Bilal* est « trop gentil ». Il a une crève qui clouerait au lit n’importe qui. Et puis demain, le taff reprend. Pourtant, il a accepté de témoigner, car il est  « trop gentil », comme il dit. « Ce qui m’est arrivé n’a aucun sens », répète-t-il, faute de mieux. Au lendemain de la mort de Nahel, tué le 27 juin dernier, Bilal a été pris dans la vague d’arrestations et de déferrement qui a suivi. 2 770 au compteur début août, rien que pour les jeunes majeurs.

Comme d’autres, Bilal a été innocenté après avoir passé cinq semaines en détention provisoire. Le 29 juin 2023, Bilal se trouve dans son quartier, « une cité calme », desservie par le RER E. Le jeune homme, 20 ans, sort de chez lui par curiosité. « Il y avait quelques feux de poubelles, mais pas grand-chose de plus », se rappelle-t-il.
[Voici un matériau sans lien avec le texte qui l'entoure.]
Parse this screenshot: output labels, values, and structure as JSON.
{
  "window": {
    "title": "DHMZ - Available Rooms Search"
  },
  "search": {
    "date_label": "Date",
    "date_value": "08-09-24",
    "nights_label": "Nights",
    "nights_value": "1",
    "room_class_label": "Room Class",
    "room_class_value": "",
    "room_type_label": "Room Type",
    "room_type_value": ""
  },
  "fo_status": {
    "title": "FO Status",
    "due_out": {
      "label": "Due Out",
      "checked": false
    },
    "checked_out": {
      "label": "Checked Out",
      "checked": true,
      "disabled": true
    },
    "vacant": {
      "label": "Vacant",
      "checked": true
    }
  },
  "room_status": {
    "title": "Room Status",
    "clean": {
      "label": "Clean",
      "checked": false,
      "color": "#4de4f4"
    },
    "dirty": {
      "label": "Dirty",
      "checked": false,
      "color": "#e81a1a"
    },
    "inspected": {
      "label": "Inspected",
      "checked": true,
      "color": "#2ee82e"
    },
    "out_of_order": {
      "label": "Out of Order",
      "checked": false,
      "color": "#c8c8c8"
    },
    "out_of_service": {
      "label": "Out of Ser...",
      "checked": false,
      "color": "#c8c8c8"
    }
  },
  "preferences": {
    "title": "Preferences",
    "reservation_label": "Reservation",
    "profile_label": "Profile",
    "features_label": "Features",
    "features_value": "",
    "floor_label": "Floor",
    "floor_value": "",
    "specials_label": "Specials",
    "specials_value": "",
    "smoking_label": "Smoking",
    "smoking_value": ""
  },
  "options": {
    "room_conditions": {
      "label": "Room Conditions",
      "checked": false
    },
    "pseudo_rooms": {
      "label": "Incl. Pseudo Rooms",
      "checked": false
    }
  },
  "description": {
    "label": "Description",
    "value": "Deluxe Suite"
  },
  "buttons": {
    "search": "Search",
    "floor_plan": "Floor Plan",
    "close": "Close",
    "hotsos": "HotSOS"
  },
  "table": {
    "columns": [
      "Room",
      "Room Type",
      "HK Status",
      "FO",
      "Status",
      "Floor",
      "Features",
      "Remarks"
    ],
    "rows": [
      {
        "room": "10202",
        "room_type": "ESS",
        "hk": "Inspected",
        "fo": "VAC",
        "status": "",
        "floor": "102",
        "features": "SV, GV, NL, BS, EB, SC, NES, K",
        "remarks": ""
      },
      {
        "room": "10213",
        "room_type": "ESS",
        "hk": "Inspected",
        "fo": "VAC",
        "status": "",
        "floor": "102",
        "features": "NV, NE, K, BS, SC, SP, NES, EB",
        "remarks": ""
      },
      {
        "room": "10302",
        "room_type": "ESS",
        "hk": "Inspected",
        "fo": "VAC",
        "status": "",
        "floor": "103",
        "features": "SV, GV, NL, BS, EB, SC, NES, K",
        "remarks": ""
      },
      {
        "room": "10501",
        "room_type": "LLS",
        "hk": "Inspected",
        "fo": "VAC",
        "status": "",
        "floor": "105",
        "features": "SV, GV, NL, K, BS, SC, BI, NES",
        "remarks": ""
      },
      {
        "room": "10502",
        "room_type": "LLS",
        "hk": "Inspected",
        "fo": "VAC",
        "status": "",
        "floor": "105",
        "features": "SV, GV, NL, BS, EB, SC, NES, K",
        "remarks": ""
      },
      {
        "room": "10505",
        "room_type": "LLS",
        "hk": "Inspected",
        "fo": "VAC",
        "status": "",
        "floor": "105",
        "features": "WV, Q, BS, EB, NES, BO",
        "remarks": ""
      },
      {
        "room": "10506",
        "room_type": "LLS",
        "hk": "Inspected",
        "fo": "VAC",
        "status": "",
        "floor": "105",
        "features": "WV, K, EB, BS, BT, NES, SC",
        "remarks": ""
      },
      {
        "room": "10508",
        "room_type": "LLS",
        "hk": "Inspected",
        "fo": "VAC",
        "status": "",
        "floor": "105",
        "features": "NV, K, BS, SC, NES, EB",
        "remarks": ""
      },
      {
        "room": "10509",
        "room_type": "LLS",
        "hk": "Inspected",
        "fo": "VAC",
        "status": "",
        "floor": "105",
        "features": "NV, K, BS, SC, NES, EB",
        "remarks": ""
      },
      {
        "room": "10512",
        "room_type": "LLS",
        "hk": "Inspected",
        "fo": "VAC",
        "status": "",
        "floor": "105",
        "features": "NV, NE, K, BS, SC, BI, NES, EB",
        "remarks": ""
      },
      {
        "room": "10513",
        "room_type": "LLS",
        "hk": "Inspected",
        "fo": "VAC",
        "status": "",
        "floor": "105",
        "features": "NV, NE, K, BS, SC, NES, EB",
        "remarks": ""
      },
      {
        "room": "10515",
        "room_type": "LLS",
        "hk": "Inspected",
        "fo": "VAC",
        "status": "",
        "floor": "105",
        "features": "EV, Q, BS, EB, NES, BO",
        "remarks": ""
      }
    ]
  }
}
La police essuie tout de même quelques feux d’artifice. Au milieu de la nuit, Bilal se fait interpeller, accusé d’avoir incendié des poubelles. Les policiers qui procèdent à son interpellation sont de vieilles connaissances. « Ils m’ont arrêté pour faire du chiffre. C’est un truc d’État pour répondre aux ordres du Ministère de la Justice », analyse-t-il.

Les comparutions immédiates : machine à incarcération

Du 27 juin au 7 juillet 2023, le nombre d’interpellations et de renvoi vers la Justice donne le tournis. D’après une analyse de l’Inspection générale de la Justice publiée début août, 3 847 personnes sont passées devant un tribunal ou un magistrat sur cette période. Le garde des Sceaux avait appelé à une réponse « rapide, ferme et systématique ».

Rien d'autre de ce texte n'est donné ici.